Na decisão, a magistrada lembra que atualmente a carceragem tem 37 presos, quando a capacidade máxima do local é para apenas seis pessoas. Jurema lembra ainda que a carceragem visa “custodiar, em caráter temporário, pessoas presas em flagrante ou em razão de cumprimento de mandado de prisão”. Atualmente, na visão do Ministério Público, o local tem abrigado presos em excesso diante da superlotação de outras cadeias públicas, como é o caso do Hildebrando de Souza.

A decisão da juíza lembra que o local é insalubre e que não existe condição básica de higiene e areação e que tal situação prejudica todo o sistema operacional e funcional do aparelho da Polícia Civil. Diante da situação, a juíza concedeu a interdição imediata, mas pediu “cautela” sobre a transferência do excesso de presos.

“O pedido de transferência de presos deve ser analisado com maior cautela porque é fato público e notório que os presídios brasileiros, e os paranaenses não são exceção à regra, sofrem dos problemas como superlotação, falta de condições mínimas de higiene e salubridade”, afirmou a juíza na decisão.

Secretário notificado

Na decisão, a magistrada também notificou o secretário de Segurança Pública e Administração Penitenciária do Estado do Paraná, Wagner Mesquita de Oliveira, para que ele determina qual será o destino dos presos atualmente detidos na carceragem da 13ª. Na tarde desta quinta-feira (30), lideranças da Polícia Civil e do Ministério Público se reúnem em Curitiba para debater soluções para o caso. 

Retificação

A magistrada Jurema Carolina da Silveira Gomes entrou em contato com a redação do portal aRede no começo da noite desta sexta-feira (31) requerendo a retificação de algumas informações publicadas anteriormente. Inicialmente a juíza afirmou que não consta em nenhuma parte da determinação judicial prolatada por esta magistrada a determinação de “interdição” da carceragem. A juíza ponderou ainda que não consta em nenhuma parte da determinação judicial proferida por esta magistrada a ordem de transferência dos presos.
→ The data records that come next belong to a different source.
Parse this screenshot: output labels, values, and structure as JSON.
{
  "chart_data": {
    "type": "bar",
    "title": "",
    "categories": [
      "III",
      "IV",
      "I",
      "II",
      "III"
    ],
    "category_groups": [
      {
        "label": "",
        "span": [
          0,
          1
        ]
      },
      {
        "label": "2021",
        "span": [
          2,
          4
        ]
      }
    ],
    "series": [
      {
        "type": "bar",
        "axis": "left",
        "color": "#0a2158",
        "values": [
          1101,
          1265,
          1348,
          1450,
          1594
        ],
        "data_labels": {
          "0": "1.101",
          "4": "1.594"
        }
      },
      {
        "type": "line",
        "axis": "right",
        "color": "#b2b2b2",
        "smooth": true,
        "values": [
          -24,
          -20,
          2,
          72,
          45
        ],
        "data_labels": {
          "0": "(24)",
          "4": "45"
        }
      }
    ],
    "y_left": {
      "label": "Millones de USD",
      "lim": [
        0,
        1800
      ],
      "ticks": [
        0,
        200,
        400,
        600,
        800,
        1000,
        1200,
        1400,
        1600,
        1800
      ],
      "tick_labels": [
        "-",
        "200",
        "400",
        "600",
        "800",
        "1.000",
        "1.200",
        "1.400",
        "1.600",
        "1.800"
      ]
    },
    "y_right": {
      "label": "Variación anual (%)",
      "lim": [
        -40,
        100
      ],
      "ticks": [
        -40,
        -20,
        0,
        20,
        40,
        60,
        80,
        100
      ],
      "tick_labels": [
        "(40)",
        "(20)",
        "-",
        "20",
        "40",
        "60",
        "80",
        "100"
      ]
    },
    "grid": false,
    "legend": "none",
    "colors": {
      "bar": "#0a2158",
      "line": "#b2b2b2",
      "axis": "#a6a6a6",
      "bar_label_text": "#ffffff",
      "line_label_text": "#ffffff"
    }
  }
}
A magistrada lembrou que constou na decisão o deferimento parcial do pedido de tutela de urgência, para o fim de determinar, tão somente, a proibição de entrada de novos presos no Setor de Carceragem da 13ª Subdivisão Policial de Ponta Grossa. Em relação ao pedido de transferência, foi determinado a expedição de ofício à Secretaria de Segurança Pública para que informe as condições estruturais das unidades prisionais de Estado, mormente sobre a existência de superlotação e de atendimento das condições mínimas de higiene.

A magistrada afirmou ainda que não consta na decisão que deverá ser firmado um termo de ajustamento de conduta (TAC) para um plano de realocação dos presos, mas sim que há possibilidade de tal celebração, a critério das partes, e não por determinação da magistrada.